ここは石川県白山市。真冬の風物詩、かきもち作りの光景です。

12月半ばからおよそ一か月で30万枚のかきもちが作られます。
作業中は暖房を一切使いません。北陸の寒さと高い湿度に守られ
カビが生えることもなく、ひび割れることもなく、ゆっくりと乾燥していきます。
北陸ならではの厳しい気候が、つややかで美しいかきもちを生み出しています。

放送日:2020年12月19日

学びと遊び 塾コミュニティー

加賀市山中温泉で生まれ育ち、今年3月に学習塾「きずなプラス」を開いた鈴木優子さん。自由に好きなことをするために勉強は必要だと子どもたちに教えています。

オーストラリアに留学し、海外の若者たちの学ぶ意欲に圧倒された鈴木さんは、ふるさとの子どもたちに勉強を通じて勉強以外に大切なことを教えようと思いました。

学習塾には小中学生60人が通い、自由に学び、遊びます。「お野菜ポイント」という制度を取り入れ、生産者と生徒とその家族に幸せが循環するしくみを作るほか、高校生や大人も参加できるカルチャー講座も始めました。

ふるさとから自由に羽ばたける子どもたちを育てたい、どんな環境でも好きなことができるということを鈴木さんは塾を通して伝えています。

放送日:2020年12月12日

サボテンたち北陸の楽園

極度の乾燥に耐えるため変形した肉厚の幹。

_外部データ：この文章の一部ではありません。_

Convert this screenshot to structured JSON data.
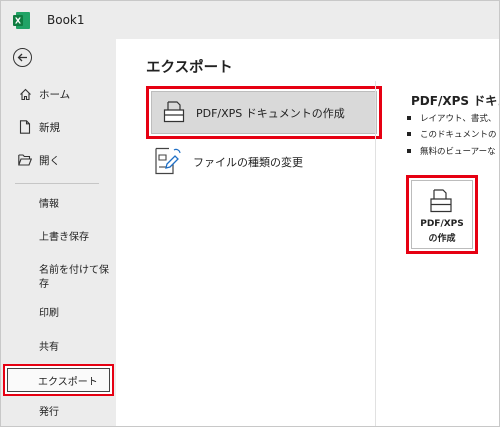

身を守る鋭いトゲと堅い表皮。
厳しい環境を生き抜くため、独自の進化を遂げてきた多肉植物。
生きた芸術作品として、 今、人気を博しています。

石川県金沢市に、およそ1万種、3万鉢の多肉植物を育てている人たちがいます。
きっかけは17年前。 引っ越しを機に買った1つの多肉植物。
その奇妙な姿や生き方に魅力を感じはまっていきます。
1年後には、ビニールハウスを建てるまでに増え、10年前には販売も始めます。

「多肉植物の魅力をみんなに知ってほしい」
サボテンたちの楽園を北陸の地で築いています。

放送日:2020年11月28日

ヤーコンで地域に健康を

秋も深まるころ、黄色い小さな花を咲かせるヤーコン。
石川県野々市市の特産品であり、この時期、収穫を迎えます。
ヤーコンとは南米アンデス原産・キク科の根菜で、
整腸作用などがあるフラクトオリゴ糖のほか、
ポリフェノールやミネラル、食物繊維が豊富な野菜。

この地域に15年前、ヤーコンを持ち込んだのは小島茂治さん(69)。
人口が増え続け都市化が進むなか、
地域の人に健康になってもらいたいとヤーコンを育て始めました。
今では学校給食に導入され、地域の高校、大学などとも連携し
売り出し方や商品化など模索しています。
地域に健康を届けたい、そんな小島さんの思いが
ヤーコンとともに広がっています。